Despite the boom over the past few years in new technologies and services targeting healthcare, many new services are not doing as well as the experts have predicted. (Note LOTS more HWR below the jump)
Paul Krugman spends time today ripping Paul Ryan once more. Ryan’s plan is to limit government spending way off into the future (starting with people who are now 55) by giving them a flat Medicare voucher and then telling them to try it on for size in the individual insurance market. The joke is that there is a rational way to try to introduce some consumer-choice competition into Medicare. Essentially there are two alternatives to dealing with the mess that is Medicare. One–try to manage Medicare spending both with a global budget (the IPAB) and with specific restrictions on care that’s delivered that’s wasteful or unnecessary (via changes in FFS payment). That’s essentially the route the ACA goes. Two, give recipients a voucher that lets them choose between competing entities that can’t charge more than the value of the voucher and actually are mandated to compete on the correct things (outcomes, service, etc) like they do in Holland and in Alain Enthoven’s theories. That’s rational managed competition under a global budget, and the winners in that would look more like Kaiser and Group Cooperative than today’s insurers. Ryan’s idea is just to subsidize the dysfunctional private marketplace and to repeal the minor restrictions the ACA puts on health insurers while he does it–a sure-fire recipe for disaster.

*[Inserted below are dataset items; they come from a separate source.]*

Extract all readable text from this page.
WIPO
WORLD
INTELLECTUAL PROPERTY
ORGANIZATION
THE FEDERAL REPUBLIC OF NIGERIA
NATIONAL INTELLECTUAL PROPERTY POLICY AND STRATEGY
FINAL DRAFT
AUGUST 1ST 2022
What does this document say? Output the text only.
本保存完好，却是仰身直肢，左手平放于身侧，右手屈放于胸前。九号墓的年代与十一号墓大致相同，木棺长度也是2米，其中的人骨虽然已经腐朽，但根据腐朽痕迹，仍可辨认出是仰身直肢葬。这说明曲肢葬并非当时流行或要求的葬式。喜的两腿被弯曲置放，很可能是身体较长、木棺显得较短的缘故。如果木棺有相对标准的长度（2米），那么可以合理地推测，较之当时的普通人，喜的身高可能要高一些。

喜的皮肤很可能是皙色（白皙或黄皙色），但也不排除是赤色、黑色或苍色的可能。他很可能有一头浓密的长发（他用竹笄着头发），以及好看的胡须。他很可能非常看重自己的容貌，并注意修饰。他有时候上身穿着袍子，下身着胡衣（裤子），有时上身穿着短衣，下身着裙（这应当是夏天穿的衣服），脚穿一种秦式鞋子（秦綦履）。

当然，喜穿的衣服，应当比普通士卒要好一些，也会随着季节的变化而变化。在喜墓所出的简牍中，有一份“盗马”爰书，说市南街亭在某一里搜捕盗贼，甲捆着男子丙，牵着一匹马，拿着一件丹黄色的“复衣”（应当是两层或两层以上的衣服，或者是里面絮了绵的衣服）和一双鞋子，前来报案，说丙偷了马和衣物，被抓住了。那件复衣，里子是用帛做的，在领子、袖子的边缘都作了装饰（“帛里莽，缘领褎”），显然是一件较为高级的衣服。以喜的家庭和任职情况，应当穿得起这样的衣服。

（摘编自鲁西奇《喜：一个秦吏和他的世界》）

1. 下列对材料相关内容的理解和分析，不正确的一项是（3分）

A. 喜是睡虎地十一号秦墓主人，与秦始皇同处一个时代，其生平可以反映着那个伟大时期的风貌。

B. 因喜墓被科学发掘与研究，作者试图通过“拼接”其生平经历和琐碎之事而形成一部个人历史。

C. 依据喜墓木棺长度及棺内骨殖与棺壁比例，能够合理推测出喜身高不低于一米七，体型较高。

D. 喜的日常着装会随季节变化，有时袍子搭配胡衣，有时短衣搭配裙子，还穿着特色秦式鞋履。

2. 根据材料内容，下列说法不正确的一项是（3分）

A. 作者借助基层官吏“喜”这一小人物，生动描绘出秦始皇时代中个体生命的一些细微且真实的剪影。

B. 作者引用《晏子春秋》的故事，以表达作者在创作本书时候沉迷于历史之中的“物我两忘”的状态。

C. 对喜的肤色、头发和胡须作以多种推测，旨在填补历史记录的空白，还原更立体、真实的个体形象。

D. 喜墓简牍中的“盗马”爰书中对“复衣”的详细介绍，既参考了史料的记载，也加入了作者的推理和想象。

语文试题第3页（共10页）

There is of course another alternative. Just to let Medicare continue to spiral out of control on both costs and the quality of services it provides, and Ryan’s plan basically does that without a safety net
Today I got pretty depressed. I saw a link that 13 tech companies were funding a seminar put on by Deb Peel’s Patients Privacy Rights.org (and no I’m not helping with a link) It’s a big pity that sensible companies have been pressured into funding that organization and worse that somehow despite the gibberish Peel has spoken in so many places she’s accepted as being the main face of consumer concerns about privacy. Of course I’ve had my say about her in the past. However I was a little heartened by this Milt Freudenheim NY Times article which after decrying the “epidemic” of personal health information violations had both David Brailer and Wes Rishel basically saying, 1) yes there will be breaches, 2) no, that’s not a reason not to go electronic and c) we need a system that bans the illegitimate use of the data–rather than punishes the accidental breach. And no Deb Peel in sight. Well done NYT.